2. Ensuite, la mémoire à court terme permet d’enregistrer, pendant une courte période, des informations provenant de la mémoire sensorielle. C’est la mémoire que l’on utilise, par exemple, pour retenir les numéros de voiture et de siège indiqués sur notre ticket, le temps de trouver notre place dans un train. La quantité d’information qui peut être stockée à un moment donné dans la mémoire à court terme est limitée à environ 7 ± 2 items selon les personnes. On parle également de mémoire de travail pour désigner la mémoire à court terme, dans la mesure où cette mémoire permet de faire des opérations sur les informations stockées.

3. Finalement, la mémoire à long terme permet de stocker les informations sur une très longue période de temps. Cette mémoire nous permet d’emmagasiner nos souvenirs, nos connaissances, en d’autres termes, notre histoire. Elle peut être divisée en mémoire procédurale (implicite) et mémoire déclarative (explicite). La mémoire procédurale correspond aux savoir-faires, comme savoir faire du vélo. La mémoire déclarative est subdivisée en mémoire épisodique et mémoire sémantique. La mémoire épisodique est une mémoire autobiographique ; elle permet à l’individu de se rappeler les épisodes de sa vie et est organisée de façon spatio-temporelle. C’est une mémoire fortement émotionnelle et dépendante du contexte. La mémoire sémantique permet à un individu de stocker ses connaissances sur le monde. Elle permet, par exemple, de savoir qui est l’actuel président de la République. Contrairement à la mémoire épisodique, elle est indépendante du contexte d’acquisition et l’accès aux informations stockées est très rapide.

Vous l’avez compris, la mémoire d’une expérience est très liée à la quantité et au niveau d’informations qu’elle contient : plus l’expérience est dense et riche, plus elle sera mémorable.
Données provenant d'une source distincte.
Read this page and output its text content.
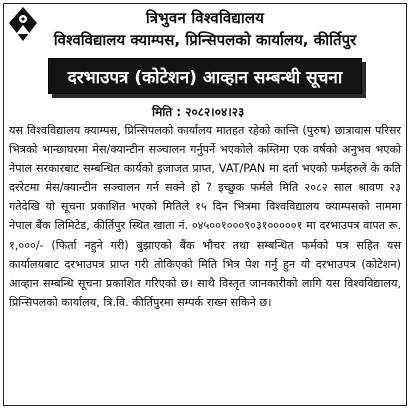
त्रिभुवन विश्वविद्यालय
विश्वविद्यालय क्याम्पस, प्रिन्सिपलको कार्यालय, कीर्तिपुर
दरभाउपत्र (कोटेशन) आव्हान सम्बन्धी सूचना
मिति : २०८२।०४।२३
यस विश्वविद्यालय क्याम्पस, प्रिन्सिपलको कार्यालय मातहत रहेको कान्ति (पुरुष) छात्रावास परिसर भित्रको भान्छाघरमा मेस/क्यान्टीन सञ्चालन गर्नुपर्ने भएकोले कम्तिमा एक वर्षको अनुभव भएको नेपाल सरकारबाट सम्बन्धित कार्यको इजाजत प्राप्त, VAT/PAN मा दर्ता भएको फर्महरुले के कति दररेटमा मेस/क्यान्टीन सञ्चालन गर्न सक्ने हो ? इच्छुक फर्मले मिति २०८२ साल श्रावण २३ गतेदेखि यो सूचना प्रकाशित भएको मितिले १५ दिन भित्रमा विश्वविद्यालय क्याम्पसको नाममा नेपाल बैंक लिमिटेड, कीर्तिपुर स्थित खाता नं. ०४५००१०००९०३१०००००१ मा दरभाउपत्र वापत रू. १,०००/- (फिर्ता नहुने गरी) बुझाएको बैंक भौचर तथा सम्बन्धित फर्मको पत्र सहित यस कार्यालयबाट दरभाउपत्र प्राप्त गरी तोकिएको मिति भित्र पेश गर्नु हुन यो दरभाउपत्र (कोटेशन) आव्हान सम्बन्धि सूचना प्रकाशित गरिएको छ। साथै विस्तृत जानकारीको लागि यस विश्वविद्यालय, प्रिन्सिपलको कार्यालय, त्रि.वि. कीर्तिपुरमा सम्पर्क राख्न सकिने छ।
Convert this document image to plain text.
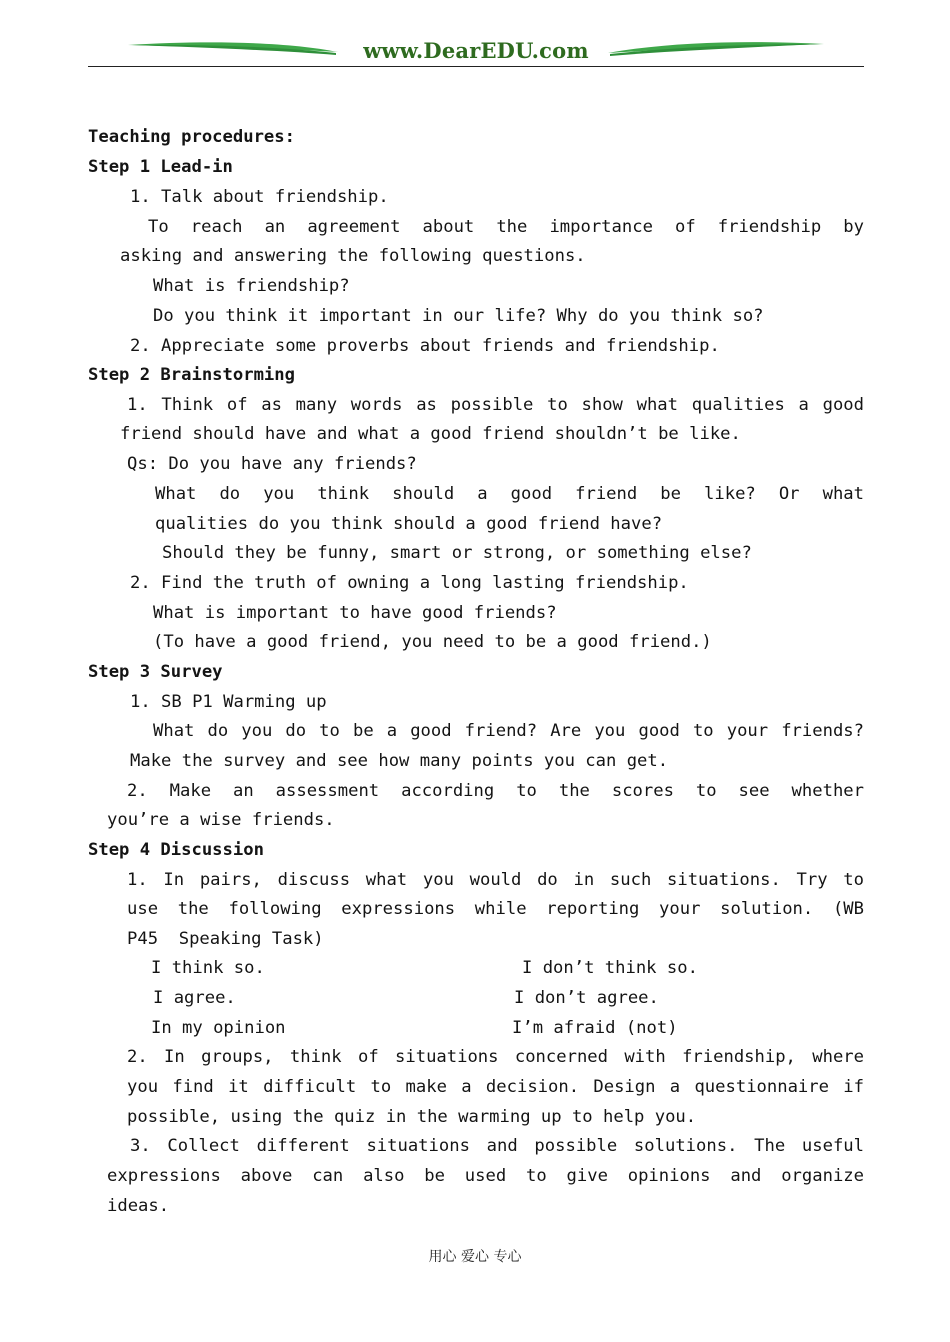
www.DearEDU.com

Teaching procedures:

Step 1 Lead-in

1. Talk about friendship.

To reach an agreement about the importance of friendship by

asking and answering the following questions.

What is friendship?

Do you think it important in our life? Why do you think so?

2. Appreciate some proverbs about friends and friendship.

Step 2 Brainstorming

1. Think of as many words as possible to show what qualities a good

friend should have and what a good friend shouldn’t be like.

Qs: Do you have any friends?

What do you think should a good friend be like? Or what

qualities do you think should a good friend have?

Should they be funny, smart or strong, or something else?

2. Find the truth of owning a long lasting friendship.

What is important to have good friends?

(To have a good friend, you need to be a good friend.)

Step 3 Survey

1. SB P1 Warming up

What do you do to be a good friend? Are you good to your friends?

Make the survey and see how many points you can get.

2. Make an assessment according to the scores to see whether

you’re a wise friends.

Step 4 Discussion

1. In pairs, discuss what you would do in such situations. Try to

use the following expressions while reporting your solution. (WB

P45  Speaking Task)

I think so.	I don’t think so.

I agree.	I don’t agree.

In my opinion	I’m afraid (not)

2. In groups, think of situations concerned with friendship, where

you find it difficult to make a decision. Design a questionnaire if

possible, using the quiz in the warming up to help you.

3. Collect different situations and possible solutions. The useful

expressions above can also be used to give opinions and organize

ideas.

用心 爱心 专心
Donald A. Norman va même plus loin lorsqu’il écrit : « De nombreuses preuves en psychologie montrent que le début et la fin d’une expérience sont tous deux les plus critiques pour déterminer le souvenir d’un événement : on appelle cela l’effet de position sérielle. On en déduit une règle appliquée en design : Start strong. End strong ». Sans compter que certains éléments bien précis dans l’expérience vont influencer fortement le souvenir : le fait par exemple de dépasser les attentes des consommateurs de manière inattendue et de créer l’heureuse surprise. Tout un art !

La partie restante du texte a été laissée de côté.